MeteoRA: Multiple-tasks Embedded LoRA for Large Language Models

TL;DR

MeteoRA addresses the challenge of deploying many LoRA adapters within a single base LLM by reusing adapters through a full-mode Mixture-of-Experts with trainable gating networks that autonomously select relevant adapters per token. It introduces forward-acceleration techniques (bmm-torch and a Triton kernel) to mitigate MoE inefficiency, and demonstrates on LLaMA2-13B and LLaMA3-8B with 28 adapters that MeteoRA matches traditional PEFT performance while excelling in composite tasks due to timely adapter switching. The results show MeteoRA achieving comparable accuracy and BLEU/ROUGE scores to PEFT across 28 tasks and outperforming it on composite-n evaluations, highlighting practical benefits for cross-domain, sequential problem-solving. Overall, MeteoRA offers a scalable, efficient pathway to leverage off-the-shelf LoRA adapters in autonomous, multi-task LLM deployments.

Abstract

The pretrain+fine-tune paradigm is foundational for deploying large language models (LLMs) across various downstream applications. Within this framework, Low-Rank Adaptation (LoRA) stands out for its parameter-efficient fine-tuning (PEFT), producing numerous reusable task-specific LoRA adapters. However, this approach requires explicit task intention selection, posing challenges for autonomous task sensing and switching during inference with multiple existing LoRA adapters embedded in a single LLM. In this work, we introduce MeteoRA (Multiple-tasks embedded LoRA), a scalable and efficient framework that reuses multiple task-specific LoRA adapters into the base LLM via a full-mode Mixture-of-Experts (MoE) architecture. This framework also includes novel MoE forward acceleration strategies to address the efficiency challenges of traditional MoE implementations.
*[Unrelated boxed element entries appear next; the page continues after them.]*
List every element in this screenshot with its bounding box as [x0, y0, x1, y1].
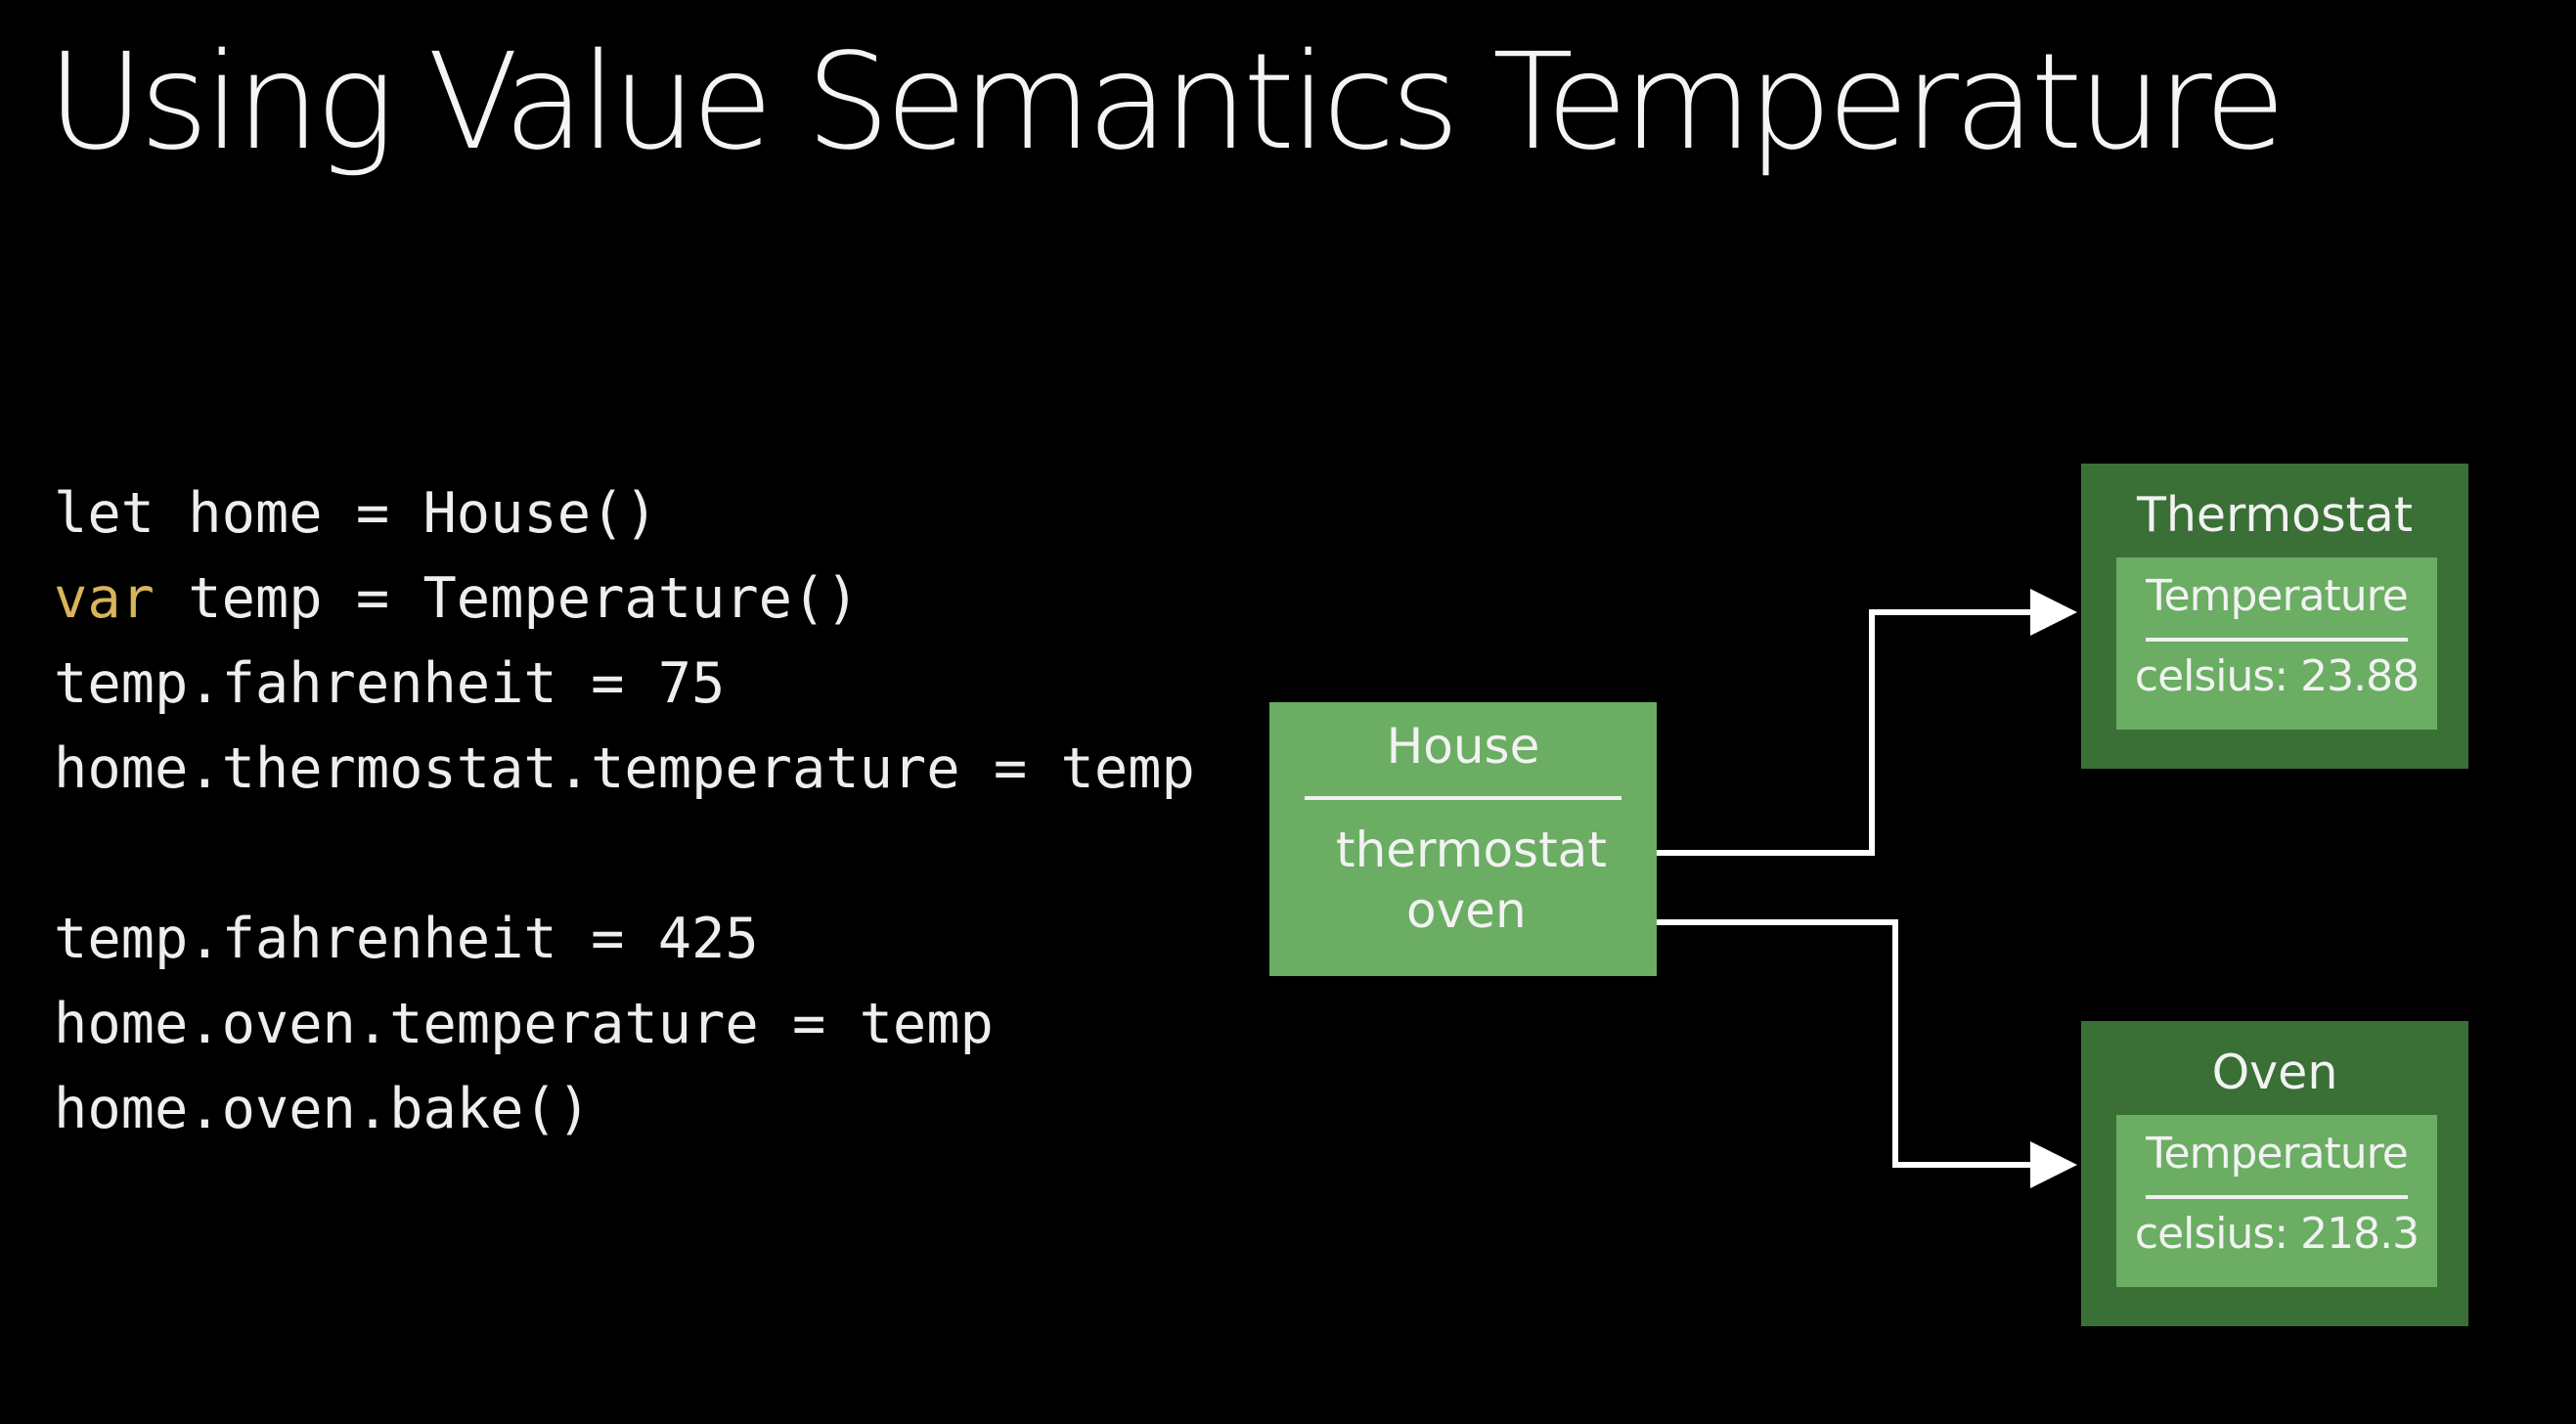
oven-celsius-value: celsius: 218.3: [2134, 1209, 2420, 1259]
oven-box: Oven Temperature celsius: 218.3: [2081, 1021, 2468, 1326]
oven-temperature-divider: [2146, 1195, 2408, 1199]
thermostat-celsius-value: celsius: 23.88: [2134, 651, 2420, 701]
house-divider: [1305, 796, 1621, 800]
thermostat-temperature-title: Temperature: [2146, 571, 2409, 621]
thermostat-box: Thermostat Temperature celsius: 23.88: [2081, 464, 2468, 769]
oven-temperature-title: Temperature: [2146, 1129, 2409, 1179]
thermostat-temperature-box: Temperature celsius: 23.88: [2116, 557, 2437, 730]
house-field-oven: oven: [1406, 882, 1527, 939]
house-box: House thermostat oven: [1269, 702, 1657, 976]
arrow-thermostat: [1612, 589, 2077, 856]
house-field-thermostat: thermostat: [1336, 822, 1607, 878]
oven-temperature-box: Temperature celsius: 218.3: [2116, 1115, 2437, 1287]
thermostat-title: Thermostat: [2136, 487, 2414, 543]
house-title: House: [1386, 718, 1540, 775]
oven-title: Oven: [2211, 1045, 2338, 1100]
thermostat-temperature-divider: [2146, 638, 2408, 642]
Our evaluation, using the LlaMA2-13B and LlaMA3-8B base models equipped with 28 existing LoRA adapters through MeteoRA, demonstrates equivalent performance with the traditional PEFT method. Moreover, the LLM equipped with MeteoRA achieves superior performance in handling composite tasks, effectively solving ten sequential problems in a single inference pass, thereby demonstrating the framework's enhanced capability for timely adapter switching.

Figures (8)

• Figure 1: Our proposed framework provides a full-mode MoE architecture that directly reuses various off-the-shelf LoRA adapters, enhancing the LLM's ability to timely and autonomously activate appropriate adapters for the input. MeteoRA modules could be integrated into all basic linear layers of both Attention and MLP modules. With the MoE forward acceleration strategies, LLM equipped with MeteoRA could be capable of addressing tasks across a wide range of domains effectively.
• Figure 2: The architecture of MeteoRA module with MoE-style LoRA embedding. MeteoRA directly reuses existing LoRA adapters without fine-tuning and only requires training the Gating network.
• Figure 3: Evaluation results on the 28 selected tasks. The MeteoRA performs similarly on most tasks, leading to high overlap between the two polygons in the radar graphs. For clarity, we only draw results from MeteoRA with top-1 strategy in the radar graphs. Detailed results for each individual task are available in Appendix \ref{['apppendix:28_task_results']}
• Figure 4: An example of composite-3 task. We highlight the statistically dominant LoRA selected by MeteoRA in token level (decoded to words). The result shows that LLM with MeteoRA could achieve timely LoRA switching on both phases of input understanding and output generation. The background color gets darker when Gating network assigns a higher weight value.
• Figure 5: The overall root-of-runtime of four forward pass designs on 28 different Big-Bench subtasks.